Par ailleurs, Trump a officiellement retiré les États-Unis de l'Accord de Paris , arguant que cet accord international sur le climat ne sert pas les intérêts du pays et détourne des fonds vers des nations qui n'en ont pas besoin. Cette décision a été vivement critiquée par les organisations environnementales, qui mettent en garde contre les risques liés à l'abandon des engagements en matière de lutte contre le changement climatique.

Impact sur les marchés et l'industrie

L'annonce de ces mesures a eu un impact considérable sur les marchés financiers, notamment sur les entreprises du secteur des énergies renouvelables. L'entreprise danoise Ørsted, leader mondial de l'éolien offshore, a vu son cours de bourse chuter de 10,7 % , pénalisée par l'incertitude qui plane sur ses projets aux États-Unis. D'autres sociétés, comme Vestas et Nordex, ont également enregistré des baisses importantes de leur valeur boursière.

En revanche, certaines entreprises de combustibles fossiles ont accueilli ces décisions avec optimisme. L’industrie pétrolière et gazière, qui a largement soutenu Trump avec des dons d’un million de dollars au cours de sa campagne, est l’une des principales bénéficiaires de ce changement de cap de la politique énergétique américaine.

Confrontation avec le secteur environnemental

Les mesures adoptées par Trump ont relancé le débat entre partisans et détracteurs des énergies renouvelables. Des organisations environnementales comme Greenpeace ont dénoncé ces actions comme un grave recul dans la lutte contre le changement climatique. Selon les experts, la suspension des projets de parcs éoliens et l'augmentation de la production d'énergies fossiles pourraient intensifier les phénomènes météorologiques extrêmes et compromettre les progrès réalisés sous l'administration de Joe Biden.

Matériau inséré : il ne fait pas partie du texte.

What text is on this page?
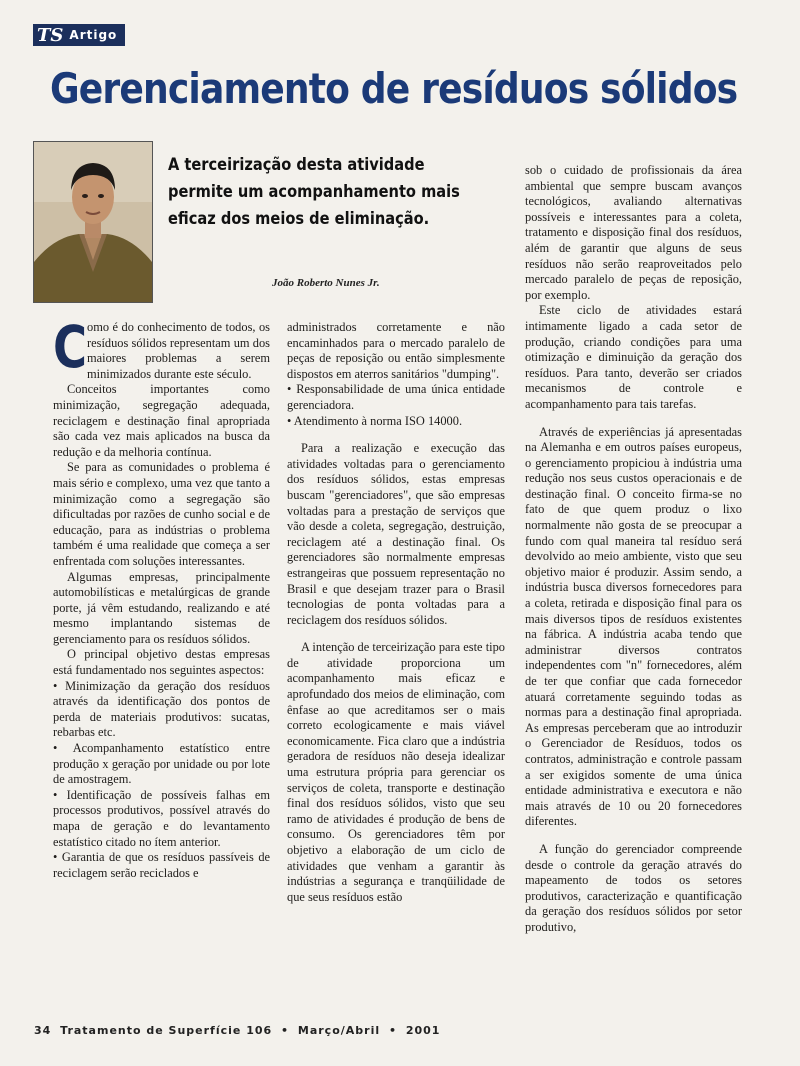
TS Artigo
Gerenciamento de resíduos sólidos

A terceirização desta atividade permite um acompanhamento mais eficaz dos meios de eliminação.

João Roberto Nunes Jr.

Como é do conhecimento de todos, os resíduos sólidos representam um dos maiores problemas a serem minimizados durante este século.

Conceitos importantes como minimização, segregação adequada, reciclagem e destinação final apropriada são cada vez mais aplicados na busca da redução e da melhoria contínua.

Se para as comunidades o problema é mais sério e complexo, uma vez que tanto a minimização como a segregação são dificultadas por razões de cunho social e de educação, para as indústrias o problema também é uma realidade que começa a ser enfrentada com soluções interessantes.

Algumas empresas, principalmente automobilísticas e metalúrgicas de grande porte, já vêm estudando, realizando e até mesmo implantando sistemas de gerenciamento para os resíduos sólidos.

O principal objetivo destas empresas está fundamentado nos seguintes aspectos:

• Minimização da geração dos resíduos através da identificação dos pontos de perda de materiais produtivos: sucatas, rebarbas etc.
• Acompanhamento estatístico entre produção x geração por unidade ou por lote de amostragem.
• Identificação de possíveis falhas em processos produtivos, possível através do mapa de geração e do levantamento estatístico citado no ítem anterior.
• Garantia de que os resíduos passíveis de reciclagem serão reciclados e

administrados corretamente e não encaminhados para o mercado paralelo de peças de reposição ou então simplesmente dispostos em aterros sanitários "dumping".

• Responsabilidade de uma única entidade gerenciadora.
• Atendimento à norma ISO 14000.

Para a realização e execução das atividades voltadas para o gerenciamento dos resíduos sólidos, estas empresas buscam "gerenciadores", que são empresas voltadas para a prestação de serviços que vão desde a coleta, segregação, destruição, reciclagem até a destinação final. Os gerenciadores são normalmente empresas estrangeiras que possuem representação no Brasil e que desejam trazer para o Brasil tecnologias de ponta voltadas para a reciclagem dos resíduos sólidos.

A intenção de terceirização para este tipo de atividade proporciona um acompanhamento mais eficaz e aprofundado dos meios de eliminação, com ênfase ao que acreditamos ser o mais correto ecologicamente e mais viável economicamente. Fica claro que a indústria geradora de resíduos não deseja idealizar uma estrutura própria para gerenciar os serviços de coleta, transporte e destinação final dos resíduos sólidos, visto que seu ramo de atividades é produção de bens de consumo. Os gerenciadores têm por objetivo a elaboração de um ciclo de atividades que venham a garantir às indústrias a segurança e tranqüilidade de que seus resíduos estão

sob o cuidado de profissionais da área ambiental que sempre buscam avanços tecnológicos, avaliando alternativas possíveis e interessantes para a coleta, tratamento e disposição final dos resíduos, além de garantir que alguns de seus resíduos não serão reaproveitados pelo mercado paralelo de peças de reposição, por exemplo.

Este ciclo de atividades estará intimamente ligado a cada setor de produção, criando condições para uma otimização e diminuição da geração dos resíduos. Para tanto, deverão ser criados mecanismos de controle e acompanhamento para tais tarefas.

Através de experiências já apresentadas na Alemanha e em outros países europeus, o gerenciamento propiciou à indústria uma redução nos seus custos operacionais e de destinação final. O conceito firma-se no fato de que quem produz o lixo normalmente não gosta de se preocupar a fundo com qual maneira tal resíduo será devolvido ao meio ambiente, visto que seu objetivo maior é produzir. Assim sendo, a indústria busca diversos fornecedores para a coleta, retirada e disposição final para os mais diversos tipos de resíduos existentes na fábrica. A indústria acaba tendo que administrar diversos contratos independentes com "n" fornecedores, além de ter que confiar que cada fornecedor atuará corretamente seguindo todas as normas para a destinação final apropriada. As empresas perceberam que ao introduzir o Gerenciador de Resíduos, todos os contratos, administração e controle passam a ser exigidos somente de uma única entidade administrativa e executora e não mais através de 10 ou 20 fornecedores diferentes.

A função do gerenciador compreende desde o controle da geração através do mapeamento de todos os setores produtivos, caracterização e quantificação da geração dos resíduos sólidos por setor produtivo,

34 Tratamento de Superfície 106 • Março/Abril • 2001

Par ailleurs, le secteur de l'énergie éolienne a mis en avant les avantages économiques des énergies renouvelables, qui produisent déjà 10 % de l'électricité aux États-Unis. Selon les estimations, les projets éoliens en cours de développement pourraient alimenter 30 millions de foyers , tout en créant des emplois et en réduisant la dépendance aux importations d'énergie.

L’administration Trump, cependant, estime que l’énergie éolienne n’est pas rentable sans subventions publiques et a qualifié les éoliennes d’« horribles » et de nuisibles à l’environnement. Cette position contraste fortement avec la politique de l’administration précédente, qui promouvait le développement des énergies propres comme une solution viable et durable.

Perspectives d'avenir

Dans ce nouveau contexte, l'incertitude quant à l'avenir des énergies renouvelables aux États-Unis demeure élevée. Si les secteurs traditionnellement associés aux énergies fossiles se félicitent de ce changement de cap, les entreprises d'énergies renouvelables et les défenseurs de l'environnement recherchent des solutions alternatives pour atténuer l'impact de ces politiques.

Alors que s'amorcent les premiers jours de ce second mandat, les actions de l'administration Trump soulèvent des questions quant à l'équilibre entre développement économique, durabilité environnementale et engagement des États-Unis dans la lutte contre le changement climatique. L'impact de ces décisions se fera sentir tant au niveau national qu'international, influençant non seulement la politique énergétique, mais aussi la position des États-Unis sur la scène mondiale.